International assistance in enriching the material might remove the contaminants, according to a Washington Post column published today.
"It's especially cheeky for Iran to try to leverage as a concession their willingness to receive international cooperation in supplying nuclear fuel," said George Perkovich, a nonproliferation expert with the Carnegie Endowment for International Peace (David Ignatius, Washington Post, Oct. 16).
Meanwhile, one analyst predicted that U.N. nuclear watchdog inspectors would be unable to prove that Iran's Qum facility was originally intended to produce weapon-grade uranium, Trend Daily News reported.

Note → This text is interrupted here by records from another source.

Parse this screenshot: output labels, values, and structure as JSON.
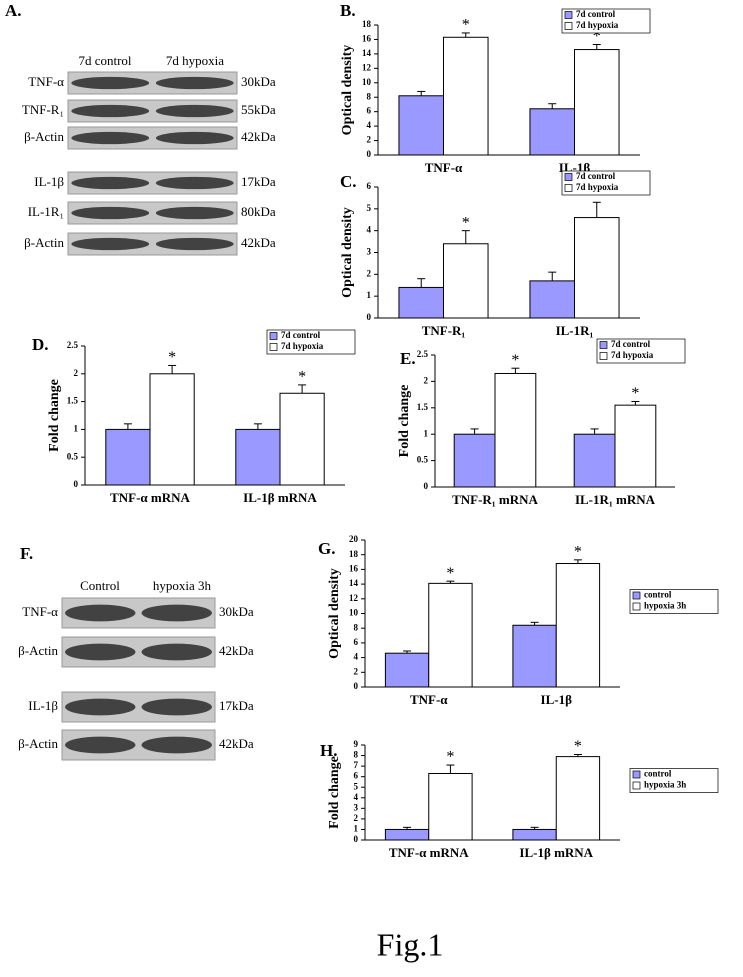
{
  "blots": [
    {
      "label": "A.",
      "lanes": [
        "7d control",
        "7d hypoxia"
      ],
      "rows": [
        {
          "name": "TNF-α",
          "size": "30kDa"
        },
        {
          "name": "TNF-R₁",
          "size": "55kDa"
        },
        {
          "name": "β-Actin",
          "size": "42kDa"
        },
        {
          "name": "IL-1β",
          "size": "17kDa"
        },
        {
          "name": "IL-1R₁",
          "size": "80kDa"
        },
        {
          "name": "β-Actin",
          "size": "42kDa"
        }
      ]
    },
    {
      "label": "F.",
      "lanes": [
        "Control",
        "hypoxia 3h"
      ],
      "rows": [
        {
          "name": "TNF-α",
          "size": "30kDa"
        },
        {
          "name": "β-Actin",
          "size": "42kDa"
        },
        {
          "name": "IL-1β",
          "size": "17kDa"
        },
        {
          "name": "β-Actin",
          "size": "42kDa"
        }
      ]
    }
  ],
  "caption": "Fig.1",
  "chart_data": [
    {
      "type": "bar",
      "label": "B.",
      "y_label": "Optical density",
      "annotation": "*",
      "legend": "top-right",
      "categories": [
        "TNF-α",
        "IL-1β"
      ],
      "ylim": [
        0,
        18
      ],
      "yticks": [
        0,
        2,
        4,
        6,
        8,
        10,
        12,
        14,
        16,
        18
      ],
      "series": [
        {
          "name": "7d control",
          "color": "#9999ff",
          "values": [
            8.2,
            6.4
          ],
          "errors": [
            0.6,
            0.7
          ]
        },
        {
          "name": "7d hypoxia",
          "color": "#ffffff",
          "values": [
            16.3,
            14.6
          ],
          "errors": [
            0.6,
            0.7
          ]
        }
      ]
    },
    {
      "type": "bar",
      "label": "C.",
      "y_label": "Optical density",
      "annotation": "*",
      "legend": "top-right",
      "categories": [
        "TNF-R₁",
        "IL-1R₁"
      ],
      "ylim": [
        0,
        6
      ],
      "yticks": [
        0,
        1,
        2,
        3,
        4,
        5,
        6
      ],
      "series": [
        {
          "name": "7d control",
          "color": "#9999ff",
          "values": [
            1.4,
            1.7
          ],
          "errors": [
            0.4,
            0.4
          ]
        },
        {
          "name": "7d hypoxia",
          "color": "#ffffff",
          "values": [
            3.4,
            4.6
          ],
          "errors": [
            0.6,
            0.7
          ]
        }
      ]
    },
    {
      "type": "bar",
      "label": "D.",
      "y_label": "Fold change",
      "annotation": "*",
      "legend": "top-right",
      "categories": [
        "TNF-α mRNA",
        "IL-1β mRNA"
      ],
      "ylim": [
        0,
        2.5
      ],
      "yticks": [
        0,
        0.5,
        1,
        1.5,
        2,
        2.5
      ],
      "series": [
        {
          "name": "7d control",
          "color": "#9999ff",
          "values": [
            1,
            1
          ],
          "errors": [
            0.1,
            0.1
          ]
        },
        {
          "name": "7d hypoxia",
          "color": "#ffffff",
          "values": [
            2.0,
            1.65
          ],
          "errors": [
            0.15,
            0.15
          ]
        }
      ]
    },
    {
      "type": "bar",
      "label": "E.",
      "y_label": "Fold change",
      "annotation": "*",
      "legend": "top-right",
      "categories": [
        "TNF-R₁ mRNA",
        "IL-1R₁ mRNA"
      ],
      "ylim": [
        0,
        2.5
      ],
      "yticks": [
        0,
        0.5,
        1,
        1.5,
        2,
        2.5
      ],
      "series": [
        {
          "name": "7d control",
          "color": "#9999ff",
          "values": [
            1,
            1
          ],
          "errors": [
            0.1,
            0.1
          ]
        },
        {
          "name": "7d hypoxia",
          "color": "#ffffff",
          "values": [
            2.15,
            1.55
          ],
          "errors": [
            0.1,
            0.07
          ]
        }
      ]
    },
    {
      "type": "bar",
      "label": "G.",
      "y_label": "Optical density",
      "annotation": "*",
      "legend": "right",
      "categories": [
        "TNF-α",
        "IL-1β"
      ],
      "ylim": [
        0,
        20
      ],
      "yticks": [
        0,
        2,
        4,
        6,
        8,
        10,
        12,
        14,
        16,
        18,
        20
      ],
      "series": [
        {
          "name": "control",
          "color": "#9999ff",
          "values": [
            4.6,
            8.4
          ],
          "errors": [
            0.3,
            0.4
          ]
        },
        {
          "name": "hypoxia 3h",
          "color": "#ffffff",
          "values": [
            14.1,
            16.8
          ],
          "errors": [
            0.3,
            0.5
          ]
        }
      ]
    },
    {
      "type": "bar",
      "label": "H.",
      "y_label": "Fold change",
      "annotation": "*",
      "legend": "right",
      "categories": [
        "TNF-α mRNA",
        "IL-1β mRNA"
      ],
      "ylim": [
        0,
        9
      ],
      "yticks": [
        0,
        1,
        2,
        3,
        4,
        5,
        6,
        7,
        8,
        9
      ],
      "series": [
        {
          "name": "control",
          "color": "#9999ff",
          "values": [
            1,
            1
          ],
          "errors": [
            0.2,
            0.2
          ]
        },
        {
          "name": "hypoxia 3h",
          "color": "#ffffff",
          "values": [
            6.3,
            7.9
          ],
          "errors": [
            0.8,
            0.2
          ]
        }
      ]
    }
  ]
}
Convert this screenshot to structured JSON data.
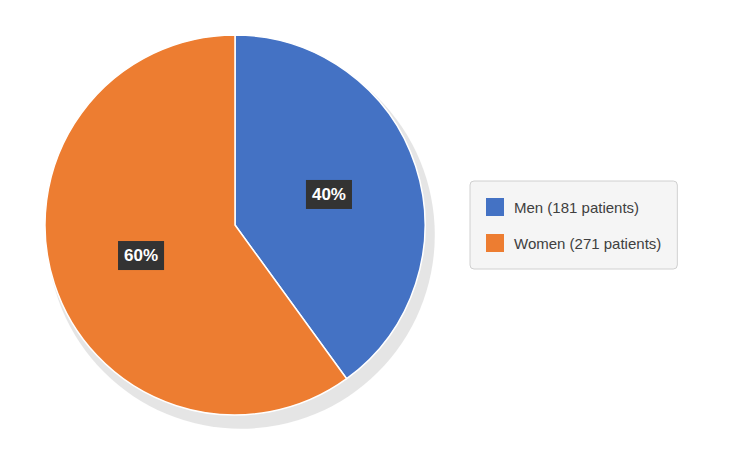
{
  "chart_data": {
    "type": "pie",
    "categories": [
      "Men (181 patients)",
      "Women (271 patients)"
    ],
    "values": [
      40,
      60
    ],
    "value_labels": [
      "40%",
      "60%"
    ],
    "colors": [
      "#4472C4",
      "#ED7D31"
    ],
    "data_labels": true,
    "legend": "right"
  }
}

"In order to determine whether the plant had a military purpose, it will be necessary to determine whether it had administrative connections with the Iranian Ministry of Defense. This would require the inspectors to have access to original documentation and to key plant personnel in order to investigate issues going beyond verifying the design information. In my view it is unlikely that Iran would agree to allow this access," Shannon Kile, an analyst with the Stockholm International Peace Research Institute, stated by e-mail (T. Konyayeva, Trend Daily News, Oct. 15).
Intelligence analysts could deduce Iran's possible military intent for the Qum site from its underground location as well as the use of construction materials that could harden the facility against an attack, experts told the Christian Science Monitor (Peter Grier, Christian Science Monitor Oct. 11).
In Washington, the Senate backed a measure yesterday that would prohibit the Energy Department from buying emergency petroleum reserves from firms selling more than $1 million in refined petroleum products to Iran, Agence France-Presse reported. The House of Representatives has already approved the measure placed in an energy funding bill for the new fiscal year (Agence France-Presse/Google News, Oct. 15).
"They (Americans) have already imposed sanctions against our country, but achieved nothing. The world is a big place and all states are not controlled by a certain bullying regime," state media yesterday quoted Iranian President Mahmoud Ahmadinejad as saying, according to the Xinhua News Agency (Xinhua News Agency, Oct. 15).
Elsewhere, Israeli and Iranian officials discussed nuclear matters in a secret meeting arranged by Australia, the Australian Associated Press reported today (Australian Associated Press/MSN.com, Oct. 16).